A rematch of the historic Rousey/Tate fight would be interesting, if only because of the drama that went into it. Any doubt about Rousey’s ability was put to rest with her patented armbar submission of the accomplished wrestler in less than one full round.
A fight against Zingano would offer a new challenger against a similarly undefeated opponent.
But the fight that Rousey has been publicly seeking is against Cyborg because she was the dominant one before her. The fact Santos has steadfastly resisted Rousey’s overtures — or taunts — is because she claims she cannot drop the 10 pounds to fight at 135. She can fight in her preferred weight class and try to become a featherweight champion, albeit in a new promotion, one that didn’t exist when she last fought. This is another aspect of the growth of women’s MMA because Invicta only has ladies on its roster. It has also become a developmental promotion that the UFC has delved into for talent.

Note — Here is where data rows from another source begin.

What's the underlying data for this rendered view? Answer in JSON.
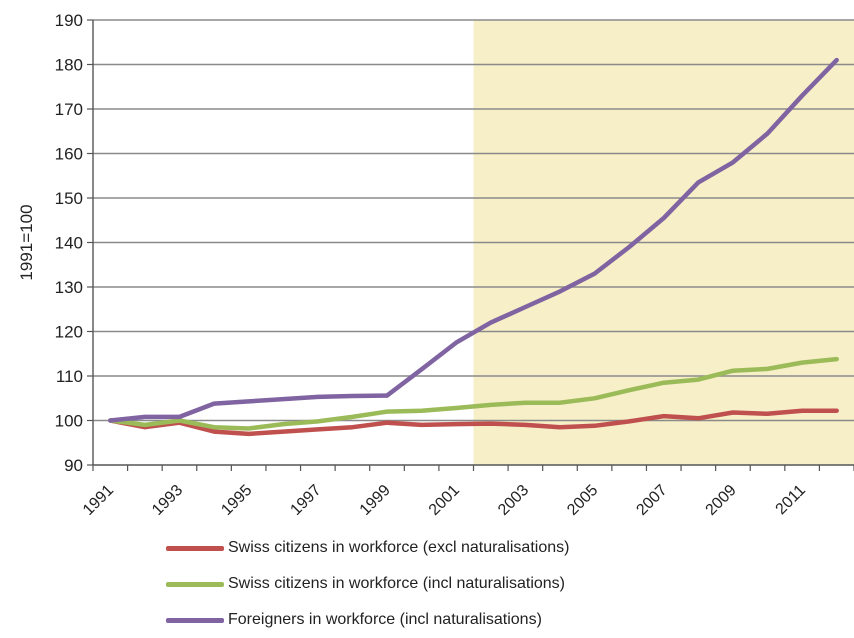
{
  "chart_data": {
    "type": "line",
    "title": "",
    "xlabel": "",
    "ylabel": "1991=100",
    "ylim": [
      90,
      190
    ],
    "yticks": [
      90,
      100,
      110,
      120,
      130,
      140,
      150,
      160,
      170,
      180,
      190
    ],
    "x": [
      1991,
      1992,
      1993,
      1994,
      1995,
      1996,
      1997,
      1998,
      1999,
      2000,
      2001,
      2002,
      2003,
      2004,
      2005,
      2006,
      2007,
      2008,
      2009,
      2010,
      2011,
      2012
    ],
    "xtick_labels": [
      "1991",
      "1993",
      "1995",
      "1997",
      "1999",
      "2001",
      "2003",
      "2005",
      "2007",
      "2009",
      "2011"
    ],
    "shaded_region": {
      "x_start": 2001.5,
      "x_end": 2012.5,
      "color": "#f7efc8"
    },
    "grid": "horizontal",
    "legend_position": "bottom",
    "series": [
      {
        "name": "Swiss citizens in workforce (excl naturalisations)",
        "color": "#c0504d",
        "values": [
          100,
          98.5,
          99.5,
          97.5,
          97,
          97.5,
          98,
          98.5,
          99.5,
          99,
          99.2,
          99.3,
          99,
          98.5,
          98.8,
          99.8,
          101,
          100.5,
          101.8,
          101.5,
          102.2,
          102.2
        ]
      },
      {
        "name": "Swiss citizens in workforce (incl naturalisations)",
        "color": "#9bbb59",
        "values": [
          100,
          99,
          100,
          98.5,
          98.2,
          99.2,
          99.8,
          100.8,
          102,
          102.2,
          102.8,
          103.5,
          104,
          104,
          105,
          106.8,
          108.5,
          109.2,
          111.2,
          111.6,
          113,
          113.8
        ]
      },
      {
        "name": "Foreigners in workforce (incl naturalisations)",
        "color": "#8064a2",
        "values": [
          100,
          100.8,
          100.8,
          103.8,
          104.3,
          104.8,
          105.3,
          105.5,
          105.6,
          111.5,
          117.5,
          122,
          125.5,
          129,
          133,
          139,
          145.5,
          153.5,
          158,
          164.5,
          173,
          181
        ]
      }
    ]
  }
}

If Cyborg dominates her division the way she did before her suspension it will create the need for a match against Rousey. How that will ever happen when the two are at loggerheads over a disparity of 10 pounds may simply result in a catchweight bout, which would be the easiest solution of all.
Money will eventually talk.
Rousey can stir up controversy as good as any male counterpart, but in her case she has been able to back it up with everything she has done so far. She pushed her profile by refusing to stick to the status quo, which required a fighter to work up the ladder in a steady procession based on merit. Nowadays big fights aren’t necessarily about what is fair but what works best for business.
If Cyborg can be as dominant without testing positive — and surely she has learned her lesson — it could pave the way for a women’s equivalent of a super-fight.